Barlow Twins and HSIC

Overview

Barlow Twins and HSIC

Unofficial Pytorch implementation for Barlow Twins and HSIC_SSL on small datasets (CIFAR10, STL10, and Tiny ImageNet).

Correspondence to:

Technical Report

A Note on Connecting Barlow Twins with Negative-Samples-Free Contrastive Learning
Yao-Hung Hubert Tsai, Shaojie Bai, Louis-Philippe Morency, and Ruslan Salakhutdinov

I hope this work will be useful for your research 🥰

Usage

Disclaimer

A large portion of the code is from this repo, which is a great resource for academic development. Note that we do not perform extensive hyper-parameters grid search and hence you may expect a performance boost after tuning some hyper-parameters (e.g., the learning rate).
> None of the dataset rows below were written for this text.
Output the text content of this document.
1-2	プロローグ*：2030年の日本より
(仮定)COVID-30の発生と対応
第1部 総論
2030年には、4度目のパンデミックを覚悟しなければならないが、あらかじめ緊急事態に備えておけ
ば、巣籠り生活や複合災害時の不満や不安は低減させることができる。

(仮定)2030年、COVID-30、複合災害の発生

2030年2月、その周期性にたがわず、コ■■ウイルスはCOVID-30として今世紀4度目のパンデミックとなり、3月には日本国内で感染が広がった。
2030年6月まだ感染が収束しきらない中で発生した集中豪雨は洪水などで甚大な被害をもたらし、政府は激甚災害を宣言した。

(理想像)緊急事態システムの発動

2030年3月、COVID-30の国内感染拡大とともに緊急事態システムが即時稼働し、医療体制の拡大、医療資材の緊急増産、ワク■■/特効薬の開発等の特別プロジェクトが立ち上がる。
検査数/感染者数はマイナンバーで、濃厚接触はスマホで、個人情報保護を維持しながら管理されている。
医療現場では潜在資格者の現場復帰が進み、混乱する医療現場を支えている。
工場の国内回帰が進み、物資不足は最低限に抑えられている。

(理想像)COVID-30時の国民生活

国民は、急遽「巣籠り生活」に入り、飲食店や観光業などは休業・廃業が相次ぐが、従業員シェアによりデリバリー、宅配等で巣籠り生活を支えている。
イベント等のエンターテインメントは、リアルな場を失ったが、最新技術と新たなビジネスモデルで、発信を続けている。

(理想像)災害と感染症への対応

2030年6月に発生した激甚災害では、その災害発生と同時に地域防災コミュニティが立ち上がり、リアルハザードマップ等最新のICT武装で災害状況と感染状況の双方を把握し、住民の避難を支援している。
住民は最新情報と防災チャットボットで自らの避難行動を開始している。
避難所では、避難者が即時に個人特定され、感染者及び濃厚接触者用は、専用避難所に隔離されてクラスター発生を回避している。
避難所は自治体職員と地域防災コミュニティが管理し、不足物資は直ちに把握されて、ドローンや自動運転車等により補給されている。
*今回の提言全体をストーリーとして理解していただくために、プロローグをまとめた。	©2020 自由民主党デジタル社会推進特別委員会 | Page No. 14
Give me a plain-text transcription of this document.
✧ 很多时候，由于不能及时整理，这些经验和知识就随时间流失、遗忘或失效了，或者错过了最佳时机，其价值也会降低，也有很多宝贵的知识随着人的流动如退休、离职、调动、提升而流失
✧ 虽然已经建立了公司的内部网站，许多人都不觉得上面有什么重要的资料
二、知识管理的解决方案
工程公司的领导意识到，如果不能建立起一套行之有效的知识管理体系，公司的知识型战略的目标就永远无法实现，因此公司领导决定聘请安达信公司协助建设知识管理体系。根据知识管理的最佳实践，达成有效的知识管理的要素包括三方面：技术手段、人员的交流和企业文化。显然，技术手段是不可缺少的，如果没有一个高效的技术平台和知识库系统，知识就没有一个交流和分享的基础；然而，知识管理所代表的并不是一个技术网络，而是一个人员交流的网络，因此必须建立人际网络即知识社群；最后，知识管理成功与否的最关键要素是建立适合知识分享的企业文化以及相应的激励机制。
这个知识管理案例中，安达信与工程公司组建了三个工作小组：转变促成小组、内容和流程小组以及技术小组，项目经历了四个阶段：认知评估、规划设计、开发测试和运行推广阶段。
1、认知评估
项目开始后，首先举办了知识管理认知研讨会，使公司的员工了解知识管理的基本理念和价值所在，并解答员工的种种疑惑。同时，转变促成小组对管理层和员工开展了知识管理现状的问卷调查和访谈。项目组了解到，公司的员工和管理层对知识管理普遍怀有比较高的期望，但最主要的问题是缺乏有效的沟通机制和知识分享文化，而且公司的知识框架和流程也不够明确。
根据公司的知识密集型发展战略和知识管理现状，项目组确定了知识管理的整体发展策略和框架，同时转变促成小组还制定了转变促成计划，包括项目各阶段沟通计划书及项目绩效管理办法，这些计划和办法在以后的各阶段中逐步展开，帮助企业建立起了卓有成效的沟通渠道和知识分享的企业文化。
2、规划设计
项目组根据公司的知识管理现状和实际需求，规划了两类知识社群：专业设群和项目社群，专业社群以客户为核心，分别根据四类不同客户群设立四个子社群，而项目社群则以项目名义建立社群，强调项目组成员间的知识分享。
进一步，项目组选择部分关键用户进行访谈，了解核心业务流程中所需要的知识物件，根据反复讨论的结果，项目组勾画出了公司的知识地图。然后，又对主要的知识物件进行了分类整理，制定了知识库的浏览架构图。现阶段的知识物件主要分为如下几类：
The official implementation of Barlow Twins can be found here. We have also tried the HSIC_SSL in this official repo and we find similar performance (we tried on ImageNet-1K and CIFAR10) between HSIC_SSL and Barlow Twins' method.

Requirements

conda install pytorch torchvision cudatoolkit=10.0 -c pytorch
  • thop
pip install thop

Supported Dataset

CIFAR10, STL10, and Tiny_ImageNet.

Train and Linear Evaluation using Barlow Twins

python main.py --lmbda 0.0078125 --corr_zero --batch_size 128 --feature_dim 128 --dataset cifar10
python linear.py --dataset cifar10 --model_path results/0.0078125_128_128_cifar10_model.pth

Train and Linear Evaluation using HSIC

python main.py --lmbda 0.0078125 --corr_neg_one --batch_size 128 --feature_dim 128 --dataset cifar10
python linear.py --dataset cifar10 --model_path results/neg_corr_0.0078125_128_128_cifar10_model.pth
Comments
  • Speed Up Model by Using cudnn benchmark

    Speed Up Model by Using cudnn benchmark

    Not really an issue, but adding the following made training significantly faster (+29% on Titan X Pascal)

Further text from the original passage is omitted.